Built a realistic insurance claims SQL dataset - 54 exercises

backlinker

I'm an actuary by trade, and I spent the last few weeks putting together a realistic insurance claims dataset. Insurance data is hard to come by; most public datasets are either too simplistic or completely proprietary. The usual suspects-retail sales or Titanic-just don't cut it for anyone wanting to work with something that mirrors real industry complexity, so I built my own.

The dataset is a SQLite database covering four years of claims across employer groups. It includes members, claims, claim lines, providers, plans, premium rates, and the whole nine yards. I deliberately kept it messy: out-of-network pricing spreads, denial reasons, pending claims, annual maximum exhaustion, and processing lag are all in there.

It comes with 54 exercises across five tiers:

Foundational SQL (SELECT, WHERE, GROUP BY, JOINs)
Intermediate analytics (window functions, utilisation metrics, provider analysis)
Advanced (CTEs, self-joins, cost trends, member behaviour)
Actuarial analyses (IBNR, experience rating, credibility, frequency/severity)
Data quality (duplicate claims, billing anomalies, eligibility audits)

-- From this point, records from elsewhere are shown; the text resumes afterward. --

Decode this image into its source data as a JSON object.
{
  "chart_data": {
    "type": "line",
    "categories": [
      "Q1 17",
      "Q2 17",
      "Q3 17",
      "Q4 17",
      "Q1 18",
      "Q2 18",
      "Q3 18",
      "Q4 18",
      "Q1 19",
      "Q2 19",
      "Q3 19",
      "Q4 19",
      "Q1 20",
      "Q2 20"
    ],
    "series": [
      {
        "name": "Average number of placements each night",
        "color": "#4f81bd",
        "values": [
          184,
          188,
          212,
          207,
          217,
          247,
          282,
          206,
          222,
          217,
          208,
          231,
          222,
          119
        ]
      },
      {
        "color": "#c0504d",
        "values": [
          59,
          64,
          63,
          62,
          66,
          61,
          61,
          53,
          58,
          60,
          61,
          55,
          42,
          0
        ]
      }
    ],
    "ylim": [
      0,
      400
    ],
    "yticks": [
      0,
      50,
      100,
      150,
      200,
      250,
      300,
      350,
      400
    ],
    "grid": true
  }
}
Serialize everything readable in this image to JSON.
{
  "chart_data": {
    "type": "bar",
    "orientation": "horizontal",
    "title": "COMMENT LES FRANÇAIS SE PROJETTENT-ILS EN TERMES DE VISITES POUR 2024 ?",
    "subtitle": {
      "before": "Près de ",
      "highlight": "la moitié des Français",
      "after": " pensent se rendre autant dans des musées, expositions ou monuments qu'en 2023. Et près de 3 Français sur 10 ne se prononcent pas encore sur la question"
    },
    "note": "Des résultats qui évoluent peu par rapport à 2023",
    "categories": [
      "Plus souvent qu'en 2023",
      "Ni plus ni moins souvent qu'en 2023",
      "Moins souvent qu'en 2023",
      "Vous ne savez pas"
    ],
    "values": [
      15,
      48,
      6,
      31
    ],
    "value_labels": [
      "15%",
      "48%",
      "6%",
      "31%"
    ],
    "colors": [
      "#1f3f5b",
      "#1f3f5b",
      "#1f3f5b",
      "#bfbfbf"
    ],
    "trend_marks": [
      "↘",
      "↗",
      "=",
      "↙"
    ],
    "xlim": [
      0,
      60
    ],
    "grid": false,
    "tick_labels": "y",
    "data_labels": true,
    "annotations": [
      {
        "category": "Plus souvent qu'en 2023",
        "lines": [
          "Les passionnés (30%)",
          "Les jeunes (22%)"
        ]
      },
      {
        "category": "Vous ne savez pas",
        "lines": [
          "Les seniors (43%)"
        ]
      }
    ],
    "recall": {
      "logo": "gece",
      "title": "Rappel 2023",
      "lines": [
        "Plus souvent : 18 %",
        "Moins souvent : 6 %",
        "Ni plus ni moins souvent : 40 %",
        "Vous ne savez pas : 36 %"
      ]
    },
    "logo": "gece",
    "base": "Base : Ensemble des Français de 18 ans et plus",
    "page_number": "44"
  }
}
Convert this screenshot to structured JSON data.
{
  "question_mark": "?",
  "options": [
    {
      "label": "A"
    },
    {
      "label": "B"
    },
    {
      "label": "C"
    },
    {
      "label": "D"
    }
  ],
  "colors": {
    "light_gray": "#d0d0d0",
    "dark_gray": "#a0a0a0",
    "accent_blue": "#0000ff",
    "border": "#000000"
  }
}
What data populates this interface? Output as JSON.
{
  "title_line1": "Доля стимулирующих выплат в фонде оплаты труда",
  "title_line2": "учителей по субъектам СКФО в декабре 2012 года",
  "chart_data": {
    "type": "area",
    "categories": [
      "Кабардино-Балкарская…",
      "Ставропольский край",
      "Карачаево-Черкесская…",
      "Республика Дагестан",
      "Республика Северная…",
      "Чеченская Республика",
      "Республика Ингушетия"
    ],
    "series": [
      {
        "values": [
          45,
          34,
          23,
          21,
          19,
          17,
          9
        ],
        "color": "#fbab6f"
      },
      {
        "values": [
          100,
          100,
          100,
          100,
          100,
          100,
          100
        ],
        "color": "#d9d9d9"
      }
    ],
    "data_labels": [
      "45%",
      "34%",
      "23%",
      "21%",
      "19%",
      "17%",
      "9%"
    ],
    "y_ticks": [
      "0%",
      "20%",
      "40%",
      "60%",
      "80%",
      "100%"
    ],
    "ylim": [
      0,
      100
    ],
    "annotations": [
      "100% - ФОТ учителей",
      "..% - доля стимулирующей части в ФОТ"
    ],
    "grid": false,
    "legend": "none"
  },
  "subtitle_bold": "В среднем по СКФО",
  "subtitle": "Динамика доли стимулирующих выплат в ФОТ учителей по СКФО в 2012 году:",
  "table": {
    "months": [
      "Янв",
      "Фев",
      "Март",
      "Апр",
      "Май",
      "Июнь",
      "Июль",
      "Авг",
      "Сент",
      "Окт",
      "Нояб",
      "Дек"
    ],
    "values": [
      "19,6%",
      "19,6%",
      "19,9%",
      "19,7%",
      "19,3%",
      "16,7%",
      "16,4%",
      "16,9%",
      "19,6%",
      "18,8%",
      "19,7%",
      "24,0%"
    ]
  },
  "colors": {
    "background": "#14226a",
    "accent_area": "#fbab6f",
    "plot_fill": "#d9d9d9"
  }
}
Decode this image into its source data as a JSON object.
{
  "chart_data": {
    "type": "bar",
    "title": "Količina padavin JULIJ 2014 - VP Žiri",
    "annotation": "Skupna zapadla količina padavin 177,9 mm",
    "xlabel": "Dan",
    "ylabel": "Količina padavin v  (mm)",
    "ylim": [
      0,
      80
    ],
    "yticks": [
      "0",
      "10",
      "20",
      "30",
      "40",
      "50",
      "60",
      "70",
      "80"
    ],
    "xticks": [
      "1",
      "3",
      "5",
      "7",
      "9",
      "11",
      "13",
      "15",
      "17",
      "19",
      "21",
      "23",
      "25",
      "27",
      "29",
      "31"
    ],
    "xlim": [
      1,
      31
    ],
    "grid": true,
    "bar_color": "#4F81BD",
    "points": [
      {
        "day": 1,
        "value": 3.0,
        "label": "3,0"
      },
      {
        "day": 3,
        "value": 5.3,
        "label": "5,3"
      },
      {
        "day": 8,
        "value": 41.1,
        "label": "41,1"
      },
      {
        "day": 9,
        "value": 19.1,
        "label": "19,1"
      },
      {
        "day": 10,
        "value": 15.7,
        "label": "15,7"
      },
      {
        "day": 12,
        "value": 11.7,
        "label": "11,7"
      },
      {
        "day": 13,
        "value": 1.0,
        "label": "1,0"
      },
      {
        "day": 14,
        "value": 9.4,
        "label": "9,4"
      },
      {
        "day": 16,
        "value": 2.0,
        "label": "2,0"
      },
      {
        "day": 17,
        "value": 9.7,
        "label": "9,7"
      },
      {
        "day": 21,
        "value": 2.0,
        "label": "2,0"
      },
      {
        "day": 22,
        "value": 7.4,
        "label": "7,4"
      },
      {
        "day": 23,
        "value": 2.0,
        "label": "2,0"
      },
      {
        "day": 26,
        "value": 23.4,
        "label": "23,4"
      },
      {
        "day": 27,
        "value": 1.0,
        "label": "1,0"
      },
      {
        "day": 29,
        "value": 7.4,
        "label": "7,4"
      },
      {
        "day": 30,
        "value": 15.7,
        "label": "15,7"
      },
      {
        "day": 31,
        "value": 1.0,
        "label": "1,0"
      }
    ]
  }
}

Plus four open-ended capstone projects suitable for a portfolio, like building dashboards. Full solution guide included. Works in DBeaver, DB Browser for SQLite, or any SQLite client-no server setup needed.

I've published the dataset and guides on Gumroad. If anyone's interested, drop a comment and I'll send the link.

pixelpusher

Sounds good, but does it actually reflect real-world data noise? Link?

marketingmule

Has anyone got a link for this? I've been looking for some solid SQL practice with insurance data - sounds perfect.